What are the 4 C's Of Diamonds?
The use of diamonds as gemstones of decorative value is the most familiar use to most people today, and is also the earliest use, with decorative use of diamonds stretching back into antiquity. Over time, especially since around 1900, experts in the field of gemology have developed methods of characterizing diamonds and other gemstones based on the characteristics most important to their value as a gem. Four characteristics, known informally as the four Cs, are now commonly used as the basic descriptors of diamonds: these are carat, clarity, color, and cut.
Other characteristics not described by the four Cs can and do influence the value or appearance of a gem diamond. These characteristics include physical characteristics such as the presence of fluorescence, as well as data on a diamond's history including its source and which gemological institute performed evaluation services on the diamond. Cleanliness also dramatically affects a diamond's beauty
The cut of a diamond describes the manner in which a diamond has been shaped and polished from its beginning form as a rough stone to its final gem proportions. The cut of a diamond describes both the shape a diamond is formed into, as well as the quality of workmanship. Diamond cutting is the art and science of creating a gem-quality diamond out of mined rough.

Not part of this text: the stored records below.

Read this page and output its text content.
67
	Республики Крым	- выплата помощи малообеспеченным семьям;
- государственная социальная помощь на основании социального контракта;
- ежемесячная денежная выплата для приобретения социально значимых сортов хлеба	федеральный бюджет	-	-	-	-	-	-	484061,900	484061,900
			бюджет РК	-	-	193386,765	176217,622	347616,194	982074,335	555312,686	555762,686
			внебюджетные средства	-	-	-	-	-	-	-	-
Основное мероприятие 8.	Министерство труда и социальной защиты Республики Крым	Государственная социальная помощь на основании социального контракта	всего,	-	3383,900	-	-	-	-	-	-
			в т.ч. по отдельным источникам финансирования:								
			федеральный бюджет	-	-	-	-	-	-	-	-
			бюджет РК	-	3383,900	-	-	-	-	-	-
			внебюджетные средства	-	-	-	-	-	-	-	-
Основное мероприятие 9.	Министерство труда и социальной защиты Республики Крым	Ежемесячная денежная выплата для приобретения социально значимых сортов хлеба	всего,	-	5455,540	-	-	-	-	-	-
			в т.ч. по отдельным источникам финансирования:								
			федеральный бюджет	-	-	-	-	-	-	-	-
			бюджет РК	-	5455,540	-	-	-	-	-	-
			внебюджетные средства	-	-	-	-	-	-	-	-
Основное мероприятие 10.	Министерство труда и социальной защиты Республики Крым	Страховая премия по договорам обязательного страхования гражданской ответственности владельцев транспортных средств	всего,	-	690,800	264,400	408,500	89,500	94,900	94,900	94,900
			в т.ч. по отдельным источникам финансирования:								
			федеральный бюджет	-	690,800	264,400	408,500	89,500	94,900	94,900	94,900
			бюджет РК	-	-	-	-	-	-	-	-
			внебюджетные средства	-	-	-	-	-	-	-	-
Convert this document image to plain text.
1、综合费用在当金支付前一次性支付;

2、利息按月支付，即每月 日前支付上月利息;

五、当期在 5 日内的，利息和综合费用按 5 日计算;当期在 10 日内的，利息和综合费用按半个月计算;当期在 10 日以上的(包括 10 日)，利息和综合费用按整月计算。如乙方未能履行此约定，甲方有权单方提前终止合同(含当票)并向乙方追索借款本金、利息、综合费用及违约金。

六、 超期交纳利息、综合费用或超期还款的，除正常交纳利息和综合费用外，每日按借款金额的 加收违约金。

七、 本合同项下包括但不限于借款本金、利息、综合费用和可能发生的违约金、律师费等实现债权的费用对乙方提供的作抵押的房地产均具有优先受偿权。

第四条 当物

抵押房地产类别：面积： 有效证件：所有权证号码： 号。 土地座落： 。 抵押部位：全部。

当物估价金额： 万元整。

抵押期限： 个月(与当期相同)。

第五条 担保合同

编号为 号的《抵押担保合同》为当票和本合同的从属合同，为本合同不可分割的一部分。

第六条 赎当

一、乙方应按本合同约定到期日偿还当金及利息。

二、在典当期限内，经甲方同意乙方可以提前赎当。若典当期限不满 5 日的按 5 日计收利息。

A chemically pure and structurally perfect diamond is perfectly transparent with no hue, or color. However, in reality almost no gem-sized natural diamonds are absolutely perfect. The color of a diamond may be affected by chemical impurities and/or structural defects in the crystal lattice. Depending on the hue and intensity of a diamond's coloration, a diamond's color can either detract from or enhance its value. For example, most white diamonds are discounted in price as more yellow hue is detectable, while intense pink or blue diamonds (such as the Hope Diamond) can be dramatically more valuable.
Clarity is a measure of internal defects of a diamond called inclusions. Inclusions may be crystals of a foreign material or another diamond crystal, or structural imperfections such as tiny cracks that can appear whitish or cloudy. The number, size, color, relative location, orientation, and visibility of inclusions can all affect the relative clarity of a diamond. The Gemological Institute of America (GIA) and others have developed systems to grade clarity, which are generally based on those inclusions which are visible to a trained professional when a diamond is viewed from above under 10x magnification
The carat weight measures the mass of a diamond. One carat is defined as exactly 200 milligrams (about 0.007 ounce). The point unit — equal to one one-hundredth of a carat (0.01 carat, or 2 mg) — is commonly used for diamonds of less than one carat. All else being equal, the value of a diamond increases exponentially in relation to carat weight, since larger diamonds are both rarer and more desirable for use as gemstones.